Inégalités ne signifie pas pour autant injustice. Les inégalités de revenus primaires s’expliquent par
les différences de capital des individus, autant pour ce qui concernent le capital physique (foncier et
incorporel) et le capital financier que le capital humain (acquis grâce à la formation).
Ainsi, les différences de revenus s’expliquent par les différences d’investissement en capital
physique, financier et humain (théorie du capital humain de Gary Becker qui explique ainsi les
différences de rémunérations entre les individus par les différences d’investissement en formation)
Un peu d’histoire
133 – 123 av. JC La réforme des Gracques, visant à redistribuer les richesses aux citoyens
romains les plus pauvres, échoue sous la pression des sénateurs.
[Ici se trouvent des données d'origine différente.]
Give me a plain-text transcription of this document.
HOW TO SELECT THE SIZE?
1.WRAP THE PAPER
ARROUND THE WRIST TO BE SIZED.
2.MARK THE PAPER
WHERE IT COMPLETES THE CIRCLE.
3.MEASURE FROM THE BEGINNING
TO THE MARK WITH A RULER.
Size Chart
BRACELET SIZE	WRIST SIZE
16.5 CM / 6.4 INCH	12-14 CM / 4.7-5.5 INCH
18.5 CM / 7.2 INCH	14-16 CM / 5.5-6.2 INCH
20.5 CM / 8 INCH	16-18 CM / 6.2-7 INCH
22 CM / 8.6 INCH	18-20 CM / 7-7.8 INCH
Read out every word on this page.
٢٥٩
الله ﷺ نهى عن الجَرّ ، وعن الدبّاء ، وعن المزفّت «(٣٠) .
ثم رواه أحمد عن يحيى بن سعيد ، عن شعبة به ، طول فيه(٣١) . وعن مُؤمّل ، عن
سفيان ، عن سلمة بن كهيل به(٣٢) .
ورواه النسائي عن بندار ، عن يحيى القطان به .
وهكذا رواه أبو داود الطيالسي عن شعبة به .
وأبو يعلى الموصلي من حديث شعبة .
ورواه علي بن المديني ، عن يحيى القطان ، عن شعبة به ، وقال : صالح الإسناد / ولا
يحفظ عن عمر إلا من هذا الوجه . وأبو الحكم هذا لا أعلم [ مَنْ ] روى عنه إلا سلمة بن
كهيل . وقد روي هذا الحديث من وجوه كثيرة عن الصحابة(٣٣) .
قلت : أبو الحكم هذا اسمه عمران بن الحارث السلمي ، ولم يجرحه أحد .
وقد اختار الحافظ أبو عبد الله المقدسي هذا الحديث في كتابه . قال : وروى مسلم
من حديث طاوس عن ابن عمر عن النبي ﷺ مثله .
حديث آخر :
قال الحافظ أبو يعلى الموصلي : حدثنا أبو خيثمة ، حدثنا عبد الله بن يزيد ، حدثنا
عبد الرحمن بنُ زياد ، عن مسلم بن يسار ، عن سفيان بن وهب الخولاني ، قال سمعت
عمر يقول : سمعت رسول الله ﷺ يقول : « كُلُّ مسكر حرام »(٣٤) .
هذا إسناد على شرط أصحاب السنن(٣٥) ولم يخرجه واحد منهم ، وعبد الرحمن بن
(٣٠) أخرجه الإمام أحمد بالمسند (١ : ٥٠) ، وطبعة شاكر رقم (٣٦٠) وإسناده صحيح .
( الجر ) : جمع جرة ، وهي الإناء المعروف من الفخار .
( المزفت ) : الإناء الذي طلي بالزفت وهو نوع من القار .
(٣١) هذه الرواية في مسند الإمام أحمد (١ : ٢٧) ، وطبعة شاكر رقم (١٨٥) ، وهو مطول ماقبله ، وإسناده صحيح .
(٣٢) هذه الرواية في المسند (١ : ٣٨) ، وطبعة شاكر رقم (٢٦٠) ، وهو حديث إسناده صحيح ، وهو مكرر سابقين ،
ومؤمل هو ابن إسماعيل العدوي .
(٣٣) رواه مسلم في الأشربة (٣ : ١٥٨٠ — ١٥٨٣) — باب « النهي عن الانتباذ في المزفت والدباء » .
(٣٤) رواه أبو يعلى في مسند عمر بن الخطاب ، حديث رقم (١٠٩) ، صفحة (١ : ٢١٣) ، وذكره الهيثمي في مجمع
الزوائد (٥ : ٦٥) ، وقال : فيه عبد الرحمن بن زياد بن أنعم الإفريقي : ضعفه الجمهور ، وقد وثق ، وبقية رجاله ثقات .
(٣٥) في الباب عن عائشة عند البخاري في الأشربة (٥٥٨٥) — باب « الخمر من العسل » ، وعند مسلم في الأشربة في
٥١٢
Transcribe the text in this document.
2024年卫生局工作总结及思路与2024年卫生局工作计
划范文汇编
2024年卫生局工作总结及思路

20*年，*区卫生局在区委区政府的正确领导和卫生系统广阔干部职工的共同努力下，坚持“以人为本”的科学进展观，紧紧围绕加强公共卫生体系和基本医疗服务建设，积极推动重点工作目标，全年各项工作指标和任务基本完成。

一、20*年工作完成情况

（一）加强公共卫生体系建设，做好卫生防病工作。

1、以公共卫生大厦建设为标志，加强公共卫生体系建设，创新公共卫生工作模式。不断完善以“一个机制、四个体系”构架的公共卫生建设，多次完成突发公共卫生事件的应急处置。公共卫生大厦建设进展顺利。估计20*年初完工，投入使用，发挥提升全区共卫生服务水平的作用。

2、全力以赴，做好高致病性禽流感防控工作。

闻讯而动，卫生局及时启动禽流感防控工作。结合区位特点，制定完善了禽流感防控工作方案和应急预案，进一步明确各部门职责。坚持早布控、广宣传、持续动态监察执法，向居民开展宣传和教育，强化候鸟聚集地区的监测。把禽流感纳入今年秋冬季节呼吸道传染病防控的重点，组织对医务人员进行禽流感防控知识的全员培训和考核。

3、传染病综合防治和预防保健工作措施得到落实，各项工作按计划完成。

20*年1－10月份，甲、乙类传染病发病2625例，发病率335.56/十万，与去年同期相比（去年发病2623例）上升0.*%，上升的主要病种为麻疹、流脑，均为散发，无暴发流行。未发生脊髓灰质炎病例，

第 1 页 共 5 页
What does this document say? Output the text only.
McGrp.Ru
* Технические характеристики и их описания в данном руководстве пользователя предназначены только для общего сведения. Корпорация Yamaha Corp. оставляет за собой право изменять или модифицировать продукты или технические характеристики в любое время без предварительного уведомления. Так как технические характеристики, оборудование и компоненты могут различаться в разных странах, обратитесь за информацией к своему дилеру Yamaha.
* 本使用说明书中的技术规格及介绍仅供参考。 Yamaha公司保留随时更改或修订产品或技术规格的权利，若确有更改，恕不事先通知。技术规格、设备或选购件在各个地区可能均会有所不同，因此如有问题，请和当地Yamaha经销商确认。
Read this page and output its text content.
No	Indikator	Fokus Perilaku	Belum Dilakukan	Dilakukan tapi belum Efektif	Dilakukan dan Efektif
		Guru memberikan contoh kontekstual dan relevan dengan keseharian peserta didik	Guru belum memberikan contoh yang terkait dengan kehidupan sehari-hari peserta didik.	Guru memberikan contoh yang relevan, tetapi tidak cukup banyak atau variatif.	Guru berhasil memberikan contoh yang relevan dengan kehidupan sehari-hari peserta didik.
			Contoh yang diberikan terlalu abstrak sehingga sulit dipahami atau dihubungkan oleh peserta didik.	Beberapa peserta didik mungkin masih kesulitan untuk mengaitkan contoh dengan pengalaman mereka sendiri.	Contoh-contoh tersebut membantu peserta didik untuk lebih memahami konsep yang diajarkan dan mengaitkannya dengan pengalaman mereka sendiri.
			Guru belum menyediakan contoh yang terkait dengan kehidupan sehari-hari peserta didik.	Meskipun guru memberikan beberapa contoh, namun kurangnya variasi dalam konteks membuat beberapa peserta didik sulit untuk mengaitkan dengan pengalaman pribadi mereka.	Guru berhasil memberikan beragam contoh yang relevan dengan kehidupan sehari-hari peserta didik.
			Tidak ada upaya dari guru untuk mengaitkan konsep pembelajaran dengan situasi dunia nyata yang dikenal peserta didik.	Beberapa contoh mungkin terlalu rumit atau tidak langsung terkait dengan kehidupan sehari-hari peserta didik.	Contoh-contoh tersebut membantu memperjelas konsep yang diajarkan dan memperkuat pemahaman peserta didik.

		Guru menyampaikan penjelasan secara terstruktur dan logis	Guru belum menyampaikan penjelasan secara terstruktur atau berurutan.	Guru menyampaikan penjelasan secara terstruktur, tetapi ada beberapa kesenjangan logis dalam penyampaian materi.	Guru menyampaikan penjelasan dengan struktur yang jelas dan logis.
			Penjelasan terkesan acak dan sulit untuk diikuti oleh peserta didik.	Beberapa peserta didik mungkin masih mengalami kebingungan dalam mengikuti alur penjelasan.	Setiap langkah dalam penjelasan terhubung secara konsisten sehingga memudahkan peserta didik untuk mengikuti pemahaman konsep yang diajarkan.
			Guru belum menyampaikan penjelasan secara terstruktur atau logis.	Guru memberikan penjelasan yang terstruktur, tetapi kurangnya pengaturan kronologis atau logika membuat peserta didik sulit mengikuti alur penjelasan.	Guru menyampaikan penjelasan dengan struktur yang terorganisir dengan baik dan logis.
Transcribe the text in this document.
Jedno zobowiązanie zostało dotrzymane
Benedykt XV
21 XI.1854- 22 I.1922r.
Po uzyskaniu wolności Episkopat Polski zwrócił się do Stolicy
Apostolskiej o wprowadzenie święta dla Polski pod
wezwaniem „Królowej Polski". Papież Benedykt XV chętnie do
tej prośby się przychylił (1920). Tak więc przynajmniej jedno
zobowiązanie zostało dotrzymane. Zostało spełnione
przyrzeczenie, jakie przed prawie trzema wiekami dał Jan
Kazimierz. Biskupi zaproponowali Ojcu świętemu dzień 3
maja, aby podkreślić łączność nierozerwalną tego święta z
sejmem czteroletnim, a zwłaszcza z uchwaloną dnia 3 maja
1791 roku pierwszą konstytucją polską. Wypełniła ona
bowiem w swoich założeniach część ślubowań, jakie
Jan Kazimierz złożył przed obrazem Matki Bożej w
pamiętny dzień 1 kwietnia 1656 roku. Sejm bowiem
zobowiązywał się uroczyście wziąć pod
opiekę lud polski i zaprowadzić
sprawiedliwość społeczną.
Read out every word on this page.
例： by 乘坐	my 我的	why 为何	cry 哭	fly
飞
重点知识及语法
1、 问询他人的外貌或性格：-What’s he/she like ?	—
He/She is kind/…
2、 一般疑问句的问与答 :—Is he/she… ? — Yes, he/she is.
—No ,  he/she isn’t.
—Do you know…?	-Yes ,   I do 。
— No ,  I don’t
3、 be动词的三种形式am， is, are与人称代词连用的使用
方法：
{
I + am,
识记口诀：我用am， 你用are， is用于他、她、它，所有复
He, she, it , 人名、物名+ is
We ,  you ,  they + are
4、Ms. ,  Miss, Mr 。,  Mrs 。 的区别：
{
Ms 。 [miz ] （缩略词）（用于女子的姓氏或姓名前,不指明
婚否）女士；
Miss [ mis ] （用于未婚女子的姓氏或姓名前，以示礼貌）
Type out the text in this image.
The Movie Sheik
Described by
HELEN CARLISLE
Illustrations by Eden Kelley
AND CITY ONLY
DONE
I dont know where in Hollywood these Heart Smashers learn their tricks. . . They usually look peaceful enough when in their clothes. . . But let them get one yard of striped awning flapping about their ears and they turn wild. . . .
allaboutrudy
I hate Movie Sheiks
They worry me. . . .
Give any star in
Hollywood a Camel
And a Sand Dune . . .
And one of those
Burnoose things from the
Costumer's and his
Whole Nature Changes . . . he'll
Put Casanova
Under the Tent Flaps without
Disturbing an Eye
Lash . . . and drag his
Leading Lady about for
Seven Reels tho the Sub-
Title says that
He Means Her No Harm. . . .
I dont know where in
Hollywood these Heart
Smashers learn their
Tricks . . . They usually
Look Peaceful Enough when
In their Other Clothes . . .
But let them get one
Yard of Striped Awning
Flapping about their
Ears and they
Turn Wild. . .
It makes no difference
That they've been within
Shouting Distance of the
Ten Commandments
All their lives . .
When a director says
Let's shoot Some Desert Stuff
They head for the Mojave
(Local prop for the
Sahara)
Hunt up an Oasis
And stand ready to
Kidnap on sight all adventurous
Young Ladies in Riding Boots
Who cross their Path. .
Ancien Régime Les impôts tels que la dîme ou la gabelle frappent disproportionnellement les
paysans pauvres.
XIXe siècle Révolution industrielle : enrichissement des détenteurs de capitaux et augmentation
de la masse ouvrière pauvre, creusement des inégalités économiques. En retour, développement du
socialisme, des mouvements ouvriers et des syndicats (créés en France par la loi de 1884).
1914 En France, création de l’impôt progressif sur le revenu (au Royaume-Uni en 1842, en
Allemagne en 1893 et aux États-Unis en 1913). 1914-1945 Du fait des besoins financiers liés aux
première et seconde guerres mondiales, des destructions qu’elles engendrent et de la crise de 1929, les
revenus d’une partie des ménages les plus riches sont amoindris, ce qui réduit les inégalités.
1945-1980 Le taux de croissance élevé des pays industrialisés, couplé à la mise en place des
systèmes d’États-providence, permet une baisse ou une stagnation des inégalités.
Depuis 1980 La dérégulation financière, la mondialisation des échanges, le chômage et les
difficultés des finances publiques des États pèsent sur les revenus des classes populaire et moyenne. Les
inégalités augmentent à nouveau.
Années 2000 Aux États-Unis, les inégalités retrouvent leur niveau record du début du XXe siècle.
2011 La Chine devient la deuxième économie mondiale. La croissance rapide de son économie
a permis à 850 millions de personnes de sortir de la pauvreté absolue depuis 1978. Toutefois, les
inégalités au sein de la population chinoise s’accroissent fortement.
C- Mesure des inégalités
1- Quel indicateur retenir ? Revenu, niveau de vie et patrimoine.
La mesure des inégalités de revenus et des patrimoines suscite régulièrement des controverses dans
le débat public. Quel revenu ou patrimoine retenir ? Qui doit-on comparer ? Comment peut-on mesurer
les écarts ? En France, on part des revenus fiscaux c’est-à-dire de ceux qui sont déclarés aux impôts.
Afin de prendre en compte l'ensemble des revenus. Sur cette base, l’INSEE évalue « le revenu disponible
», l'argent dont dispose effectivement chaque ménage pour consommer et épargner. Pour y parvenir, il
ajoute aux revenus déclarés les prestations sociales (comme les allocations familiales et logement) et en
retire les principaux prélèvements directs (impôt sur le revenu, taxe d'habitation, contribution sociale
généralisée et contribution à la réduction de la dette sociale). L’information sur les revenus réels est donc
incomplète par une partie des revenus du travail au noir échappe aux impôts et l’évasion et la fraude
fiscale sont élevées dans les couches aisées de la population.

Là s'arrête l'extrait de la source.